Wednesday 26 December 2018

Trump visits Iraq but doesn't care about US allies in Syria

At least Donald and Melania Trump did one thing right. They went to Iraq to see the US troops who serve there with very little recognition from the people back home. Iraq has become like Afghanistan. The war and post-war and post-Isis have been going on for so long that most people are probably bored with the Iraq problem which is tough for the servicemen and women who still have to grind out their days in the intense heat and hostility of Iraq and try to help bring the country to its senses. There are 5,200 American troops from different services still in Iraq, training and advising the Iraqi security forces and so far Trump hasn't demanded their withdrawal. That time will come no doubt but at the moment he has satisfied himself with the pull-out of 2000 troops from Syria and 7,000 from Afghanistan. So he turned up with his First Lady to speak to the troops in Iraq, his first visit to see American military serving in an overseas assignment since taking office in January 2017. He wasn't shy about talking through his decision to withdraw the troops from Syria. He just said it was time for someone else to destroy the remnants of Isis in Syria and made it clear he was relying on the Turks to do the job. Well, we'll see. I don't suppose the Turks will be very discriminatory when they invade northern Syria with their tanks and armoured personnel carriers.
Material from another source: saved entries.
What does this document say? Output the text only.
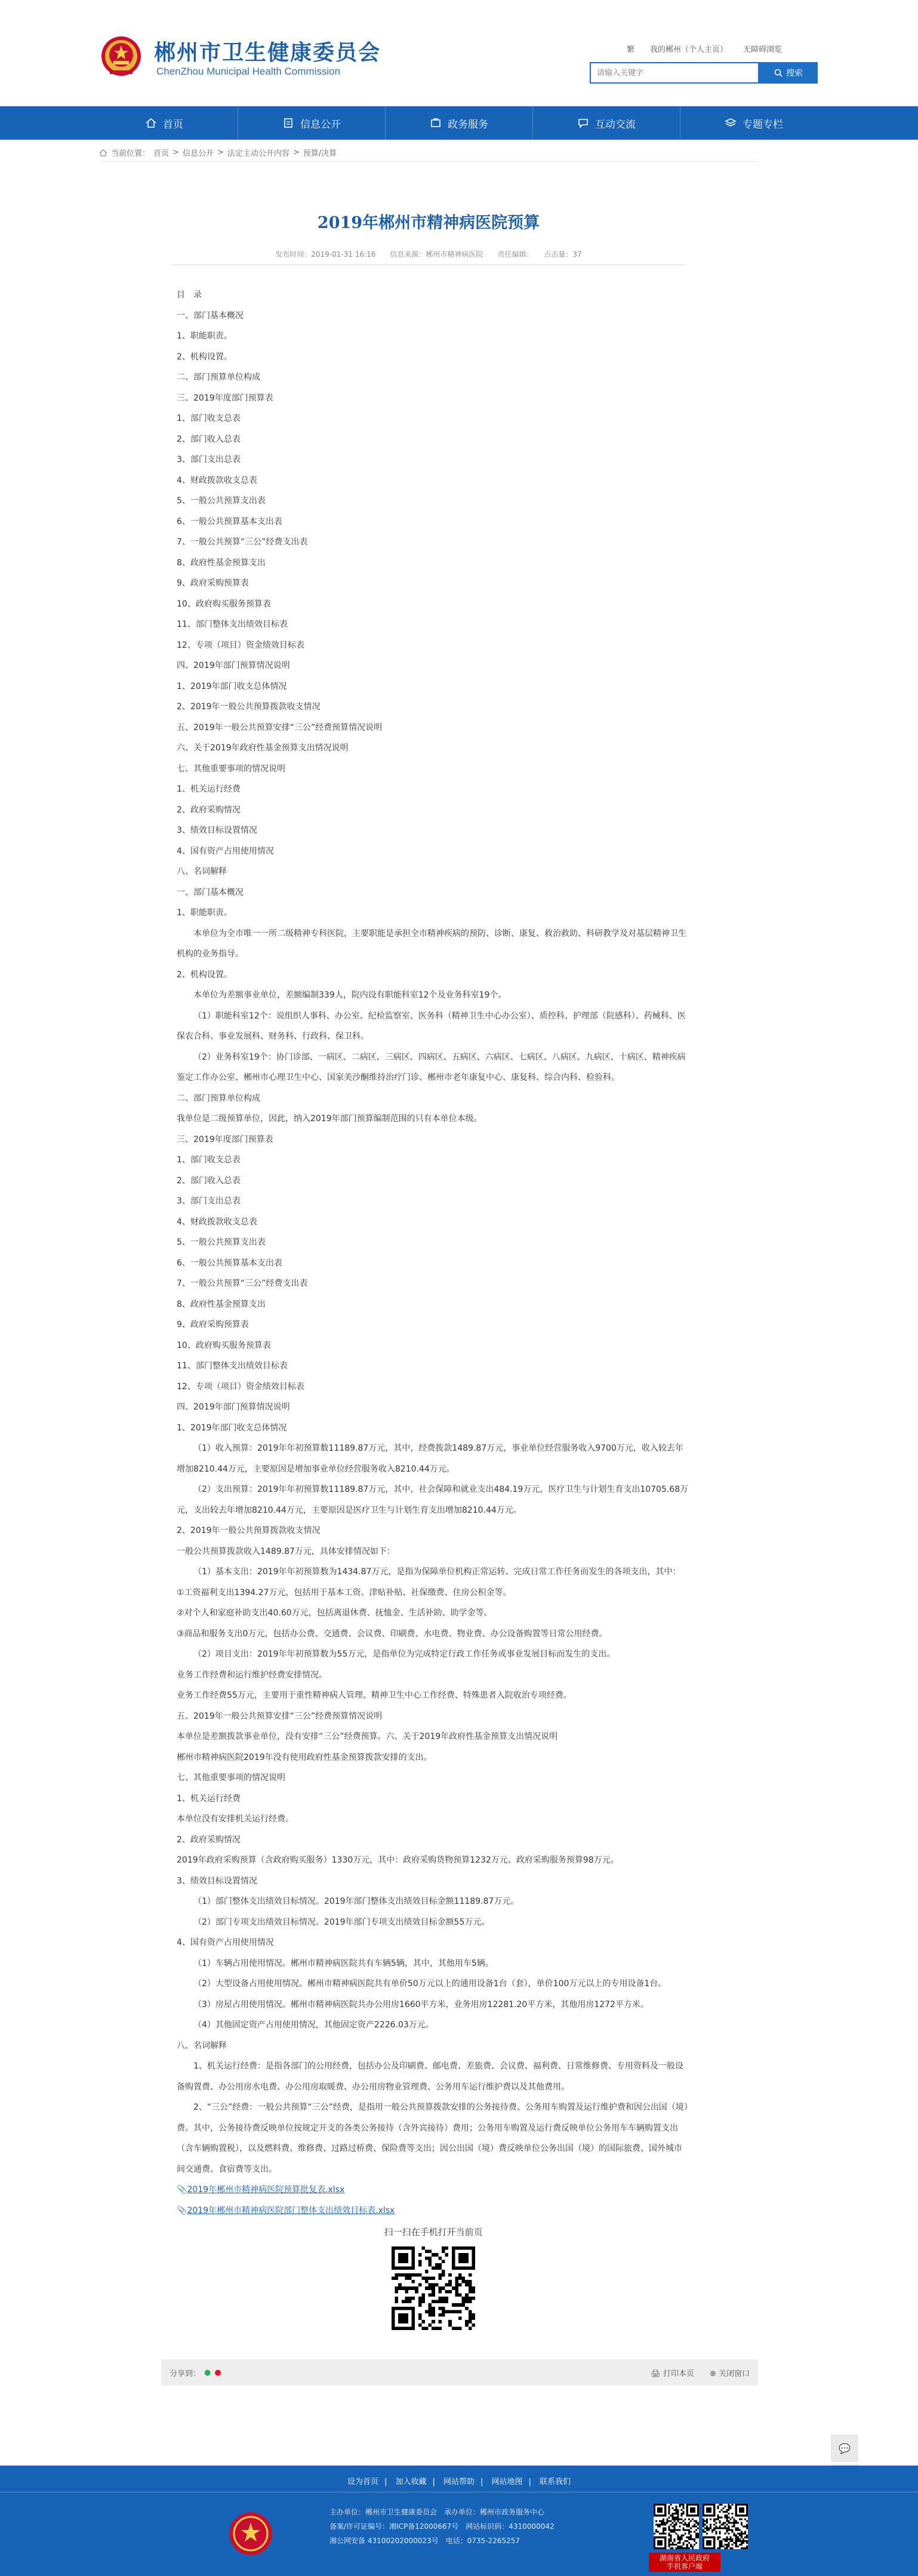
郴州市卫生健康委员会
ChenZhou Municipal Health Commission
繁 我的郴州（个人主页） 无障碍浏览
请输入关键字
搜索
首页	信息公开	政务服务	互动交流	专题专栏
当前位置： 首页 > 信息公开 > 法定主动公开内容 > 预算/决算
2019年郴州市精神病医院预算
发布时间：2019-01-31 16:16　　信息来源：郴州市精神病医院　　责任编辑：　　点击量：37

目　录

一、部门基本概况

1、职能职责。

2、机构设置。

二、部门预算单位构成

三、2019年度部门预算表

1、部门收支总表

2、部门收入总表

3、部门支出总表

4、财政拨款收支总表

5、一般公共预算支出表

6、一般公共预算基本支出表

7、一般公共预算“三公”经费支出表

8、政府性基金预算支出

9、政府采购预算表

10、政府购买服务预算表

11、部门整体支出绩效目标表

12、专项（项目）资金绩效目标表

四、2019年部门预算情况说明

1、2019年部门收支总体情况

2、2019年一般公共预算拨款收支情况

五、2019年一般公共预算安排“三公”经费预算情况说明

六、关于2019年政府性基金预算支出情况说明

七、其他重要事项的情况说明

1、机关运行经费

2、政府采购情况

3、绩效目标设置情况

4、国有资产占用使用情况

八、名词解释

一、部门基本概况

1、职能职责。

本单位为全市唯一一所二级精神专科医院，主要职能是承担全市精神疾病的预防、诊断、康复、救治救助、科研教学及对基层精神卫生机构的业务指导。

2、机构设置。

本单位为差额事业单位，差额编制339人，院内设有职能科室12个及业务科室19个。

（1）职能科室12个：说组织人事科、办公室、纪检监察室、医务科（精神卫生中心办公室）、质控科、护理部（院感科）、药械科、医保农合科、事业发展科、财务科、行政科、保卫科。

（2）业务科室19个：协门诊部、一病区、二病区、三病区、四病区、五病区、六病区、七病区、八病区、九病区、十病区、精神疾病鉴定工作办公室、郴州市心理卫生中心、国家美沙酮维持治疗门诊、郴州市老年康复中心、康复科、综合内科、检验科。

二、部门预算单位构成

我单位是二级预算单位，因此，纳入2019年部门预算编制范围的只有本单位本级。

三、2019年度部门预算表

1、部门收支总表

2、部门收入总表

3、部门支出总表

4、财政拨款收支总表

5、一般公共预算支出表

6、一般公共预算基本支出表

7、一般公共预算“三公”经费支出表

8、政府性基金预算支出

9、政府采购预算表

10、政府购买服务预算表

11、部门整体支出绩效目标表

12、专项（项目）资金绩效目标表

四、2019年部门预算情况说明

1、2019年部门收支总体情况

（1）收入预算：2019年年初预算数11189.87万元，其中，经费拨款1489.87万元，事业单位经营服务收入9700万元，收入较去年增加8210.44万元，主要原因是增加事业单位经营服务收入8210.44万元。

（2）支出预算：2019年年初预算数11189.87万元，其中，社会保障和就业支出484.19万元，医疗卫生与计划生育支出10705.68万元，支出较去年增加8210.44万元，主要原因是医疗卫生与计划生育支出增加8210.44万元。

2、2019年一般公共预算拨款收支情况

一般公共预算拨款收入1489.87万元，具体安排情况如下：

（1）基本支出：2019年年初预算数为1434.87万元，是指为保障单位机构正常运转、完成日常工作任务而发生的各项支出，其中：

①工资福利支出1394.27万元，包括用于基本工资、津贴补贴、社保缴费、住房公积金等。

②对个人和家庭补助支出40.60万元，包括离退休费、抚恤金、生活补助、助学金等。

③商品和服务支出0万元，包括办公费、交通费、会议费、印刷费、水电费、物业费、办公设备购置等日常公用经费。

（2）项目支出：2019年年初预算数为55万元，是指单位为完成特定行政工作任务或事业发展目标而发生的支出。

业务工作经费和运行维护经费安排情况。

业务工作经费55万元，主要用于重性精神病人管理、精神卫生中心工作经费、特殊患者入院收治专项经费。

五、2019年一般公共预算安排“三公”经费预算情况说明

本单位是差额拨款事业单位，没有安排“三公”经费预算。六、关于2019年政府性基金预算支出情况说明

郴州市精神病医院2019年没有使用政府性基金预算拨款安排的支出。

七、其他重要事项的情况说明

1、机关运行经费

本单位没有安排机关运行经费。

2、政府采购情况

2019年政府采购预算（含政府购买服务）1330万元，其中：政府采购货物预算1232万元、政府采购服务预算98万元。

3、绩效目标设置情况

（1）部门整体支出绩效目标情况。2019年部门整体支出绩效目标金额11189.87万元。

（2）部门专项支出绩效目标情况。2019年部门专项支出绩效目标金额55万元。

4、国有资产占用使用情况

（1）车辆占用使用情况。郴州市精神病医院共有车辆5辆，其中，其他用车5辆。

（2）大型设备占用使用情况。郴州市精神病医院共有单价50万元以上的通用设备1台（套），单价100万元以上的专用设备1台。

（3）房屋占用使用情况。郴州市精神病医院共办公用房1660平方米，业务用房12281.20平方米，其他用房1272平方米。

（4）其他固定资产占用使用情况，其他固定资产2226.03万元。

八、名词解释

1、机关运行经费：是指各部门的公用经费，包括办公及印刷费、邮电费、差旅费、会议费、福利费、日常维修费、专用资料及一般设备购置费、办公用房水电费、办公用房取暖费、办公用房物业管理费、公务用车运行维护费以及其他费用。

2、“三公”经费：一般公共预算“三公”经费，是指用一般公共预算拨款安排的公务接待费、公务用车购置及运行维护费和因公出国（境）费。其中，公务接待费反映单位按规定开支的各类公务接待（含外宾接待）费用；公务用车购置及运行费反映单位公务用车车辆购置支出（含车辆购置税），以及燃料费、维修费、过路过桥费、保险费等支出；因公出国（境）费反映单位公务出国（境）的国际旅费、国外城市间交通费、食宿费等支出。

📎2019年郴州市精神病医院预算批复表.xlsx

📎2019年郴州市精神病医院部门整体支出绩效目标表.xlsx

扫一扫在手机打开当前页
分享到： ● ●	🖨 打印本页 ⊗ 关闭窗口
💬
设为首页 | 加入收藏 | 网站帮助 | 网站地图 | 联系我们
主办单位：郴州市卫生健康委员会　承办单位：郴州市政务服务中心
备案/许可证编号：湘ICP备12000667号　网站标识码：4310000042　
湘公网安备 43100202000023号　电话：0735-2265257
湖南省人民政府
手机客户端
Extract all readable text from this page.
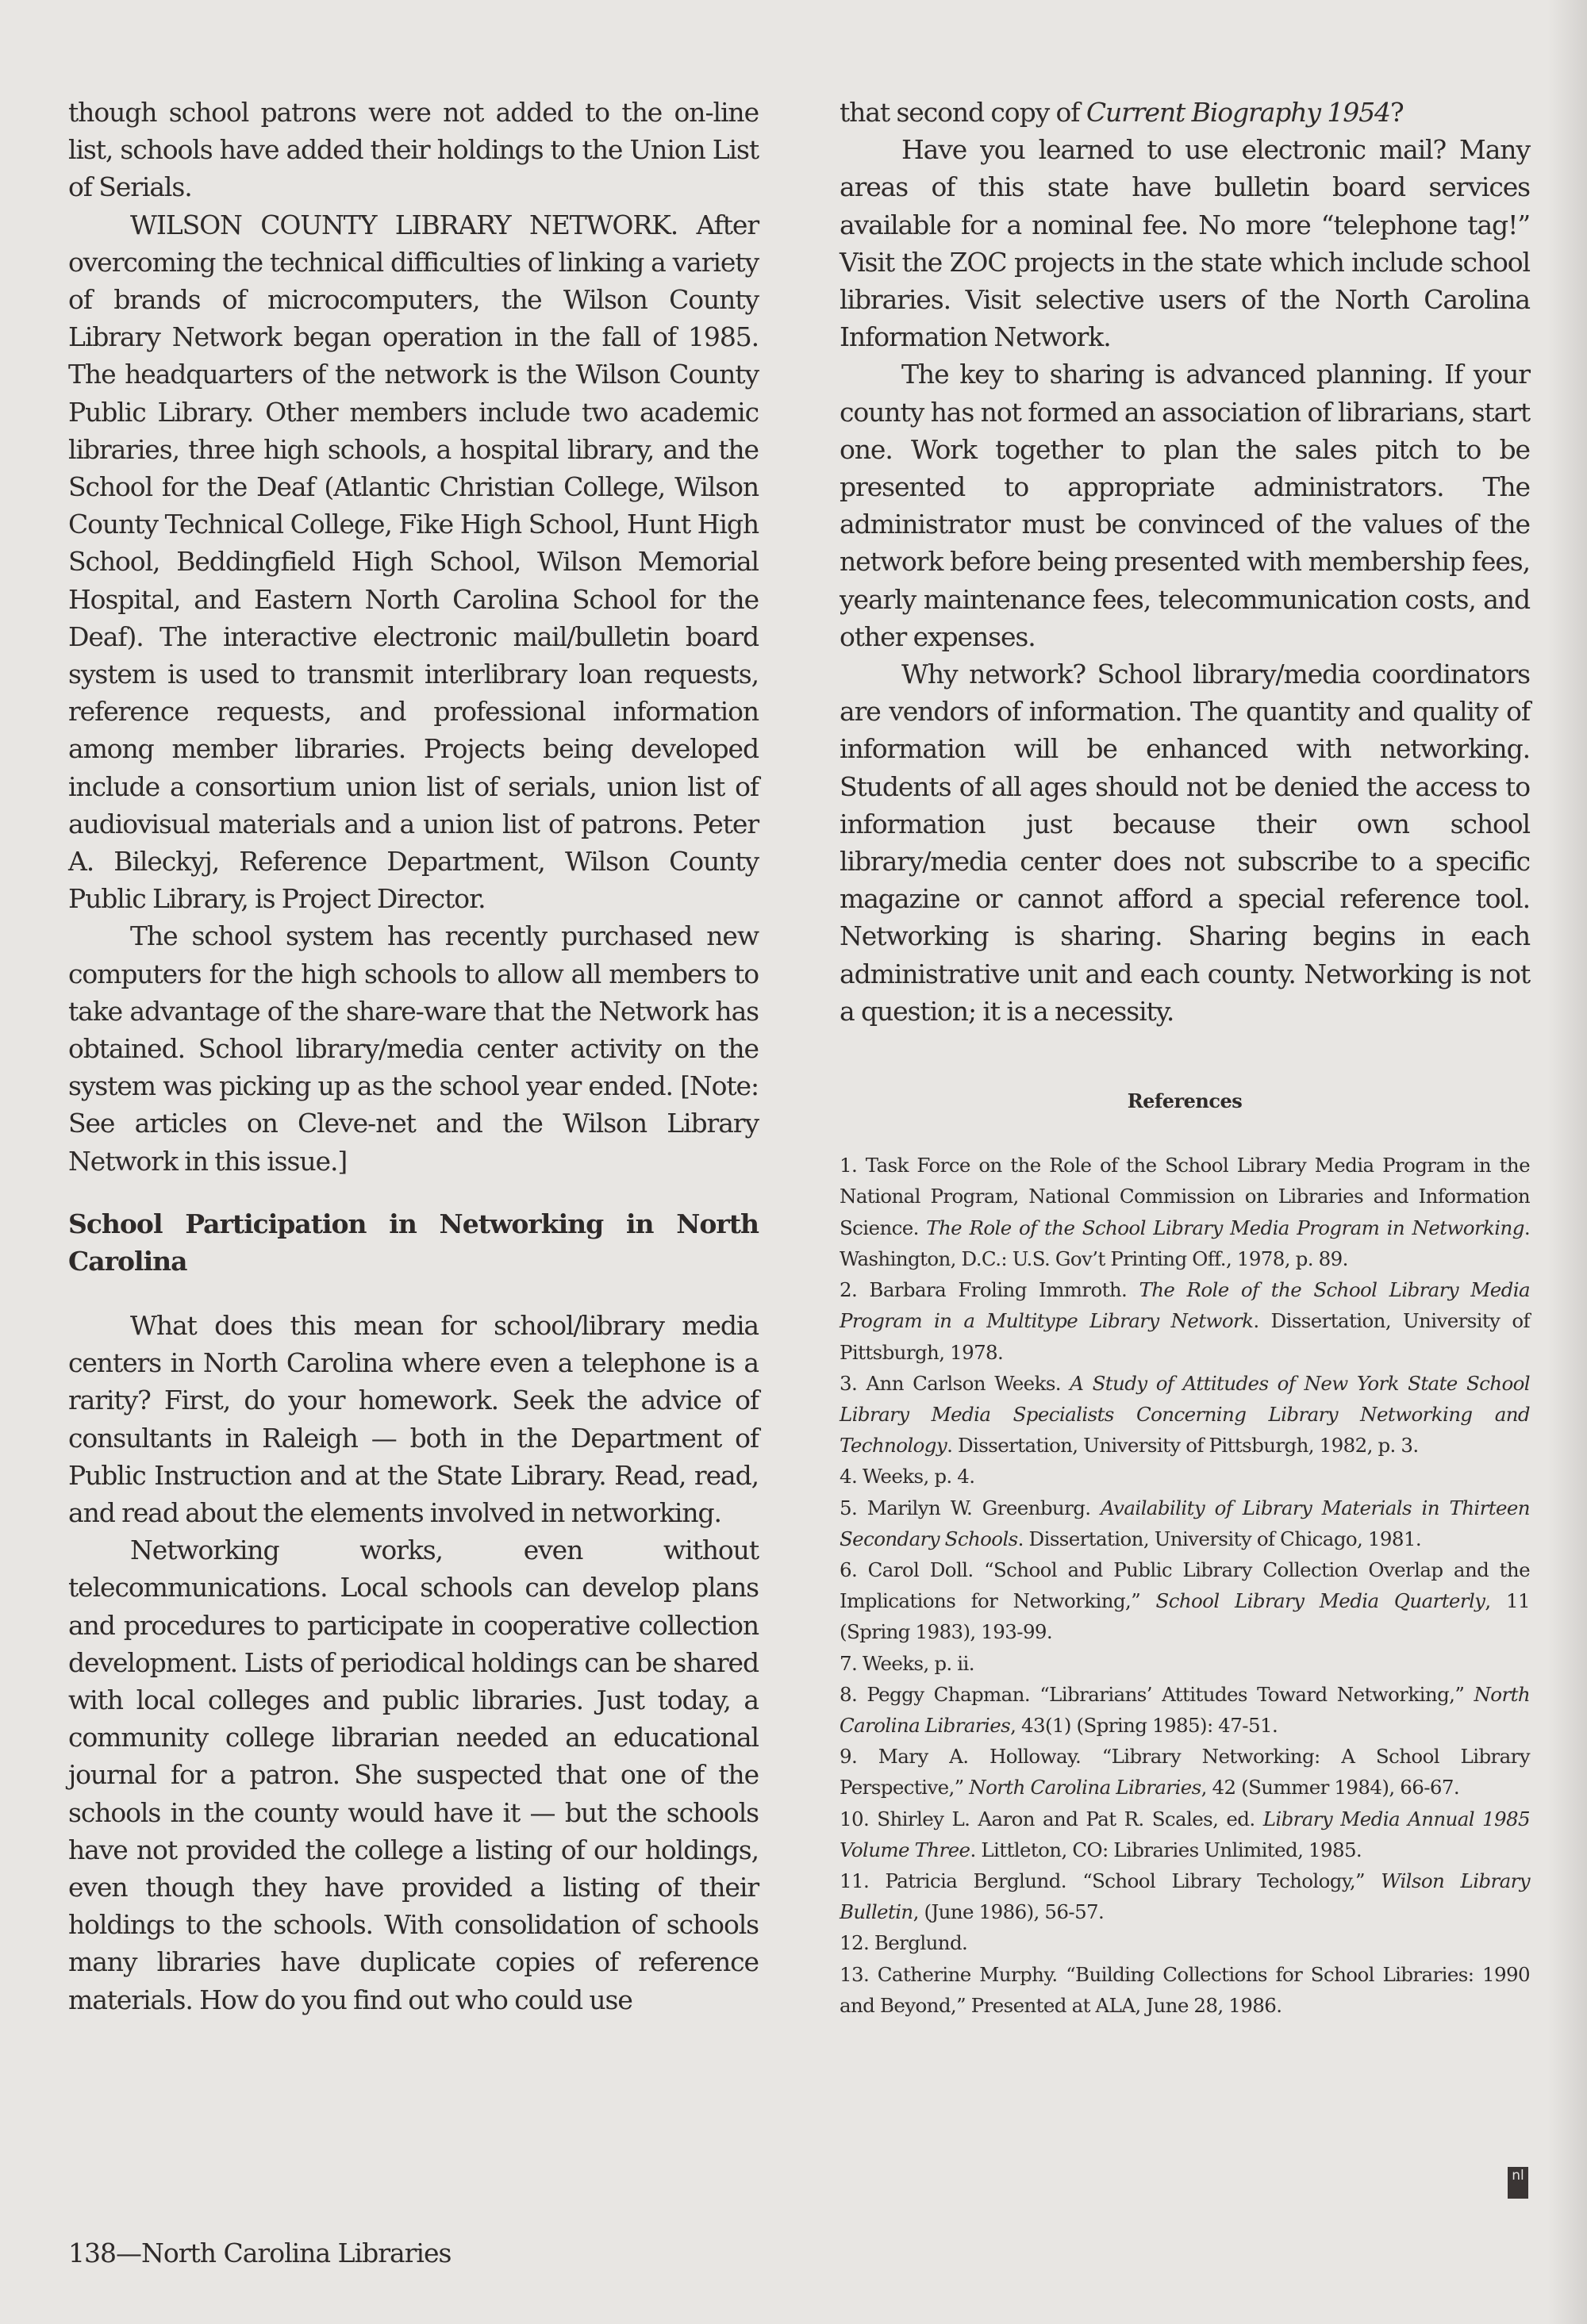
though school patrons were not added to the on-line list, schools have added their holdings to the Union List of Serials.

WILSON COUNTY LIBRARY NETWORK. After overcoming the technical difficulties of linking a variety of brands of microcomputers, the Wilson County Library Network began operation in the fall of 1985. The headquarters of the network is the Wilson County Public Library. Other members include two academic libraries, three high schools, a hospital library, and the School for the Deaf (Atlantic Christian College, Wilson County Technical College, Fike High School, Hunt High School, Beddingfield High School, Wilson Memorial Hospital, and Eastern North Carolina School for the Deaf). The interactive electronic mail/bulletin board system is used to transmit interlibrary loan requests, reference requests, and professional information among member libraries. Projects being developed include a consortium union list of serials, union list of audiovisual materials and a union list of patrons. Peter A. Bileckyj, Reference Department, Wilson County Public Library, is Project Director.

The school system has recently purchased new computers for the high schools to allow all members to take advantage of the share-ware that the Network has obtained. School library/media center activity on the system was picking up as the school year ended. [Note: See articles on Cleve-net and the Wilson Library Network in this issue.]

School Participation in Networking in North Carolina

What does this mean for school/library media centers in North Carolina where even a telephone is a rarity? First, do your homework. Seek the advice of consultants in Raleigh — both in the Department of Public Instruction and at the State Library. Read, read, and read about the elements involved in networking.

Networking works, even without telecommunications. Local schools can develop plans and procedures to participate in cooperative collection development. Lists of periodical holdings can be shared with local colleges and public libraries. Just today, a community college librarian needed an educational journal for a patron. She suspected that one of the schools in the county would have it — but the schools have not provided the college a listing of our holdings, even though they have provided a listing of their holdings to the schools. With consolidation of schools many libraries have duplicate copies of reference materials. How do you find out who could use

that second copy of Current Biography 1954?

Have you learned to use electronic mail? Many areas of this state have bulletin board services available for a nominal fee. No more “telephone tag!” Visit the ZOC projects in the state which include school libraries. Visit selective users of the North Carolina Information Network.

The key to sharing is advanced planning. If your county has not formed an association of librarians, start one. Work together to plan the sales pitch to be presented to appropriate administrators. The administrator must be convinced of the values of the network before being presented with membership fees, yearly maintenance fees, telecommunication costs, and other expenses.

Why network? School library/media coordinators are vendors of information. The quantity and quality of information will be enhanced with networking. Students of all ages should not be denied the access to information just because their own school library/media center does not subscribe to a specific magazine or cannot afford a special reference tool. Networking is sharing. Sharing begins in each administrative unit and each county. Networking is not a question; it is a necessity.

References

1. Task Force on the Role of the School Library Media Program in the National Program, National Commission on Libraries and Information Science. The Role of the School Library Media Program in Networking. Washington, D.C.: U.S. Gov’t Printing Off., 1978, p. 89.

2. Barbara Froling Immroth. The Role of the School Library Media Program in a Multitype Library Network. Dissertation, University of Pittsburgh, 1978.

3. Ann Carlson Weeks. A Study of Attitudes of New York State School Library Media Specialists Concerning Library Networking and Technology. Dissertation, University of Pittsburgh, 1982, p. 3.

4. Weeks, p. 4.

5. Marilyn W. Greenburg. Availability of Library Materials in Thirteen Secondary Schools. Dissertation, University of Chicago, 1981.

6. Carol Doll. “School and Public Library Collection Overlap and the Implications for Networking,” School Library Media Quarterly, 11 (Spring 1983), 193-99.

7. Weeks, p. ii.

8. Peggy Chapman. “Librarians’ Attitudes Toward Networking,” North Carolina Libraries, 43(1) (Spring 1985): 47-51.

9. Mary A. Holloway. “Library Networking: A School Library Perspective,” North Carolina Libraries, 42 (Summer 1984), 66-67.

10. Shirley L. Aaron and Pat R. Scales, ed. Library Media Annual 1985 Volume Three. Littleton, CO: Libraries Unlimited, 1985.

11. Patricia Berglund. “School Library Techology,” Wilson Library Bulletin, (June 1986), 56-57.

12. Berglund.

13. Catherine Murphy. “Building Collections for School Libraries: 1990 and Beyond,” Presented at ALA, June 28, 1986.

nl
138—North Carolina Libraries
President Erdogan may have told Trump he will finish off the Isis militants but really he wants a chance to eliminate the Kurds who, despite their brilliant achievements on the battlefield against Isis with American firepower and training, the Turkish autocrat believes they are terrorists and threaten the security of his country. If and when hundreds of Kurdish fighters die after the Turks invade, it will be difficult not to accuse Trump of betraying America's former allies and comrades. Meanwhile, quite what the British and French special forces will do once their American colleague leaves northeastern Syria, I don't know. They are relatively few in number and, like the Kurds, rely on the US to fight and train alongside them, and in far superior numbers and with far superior firepower. Once the Americans have gone home, they will be lonely warriors with an uncertain and much more dangerous future. Just like the Kurds.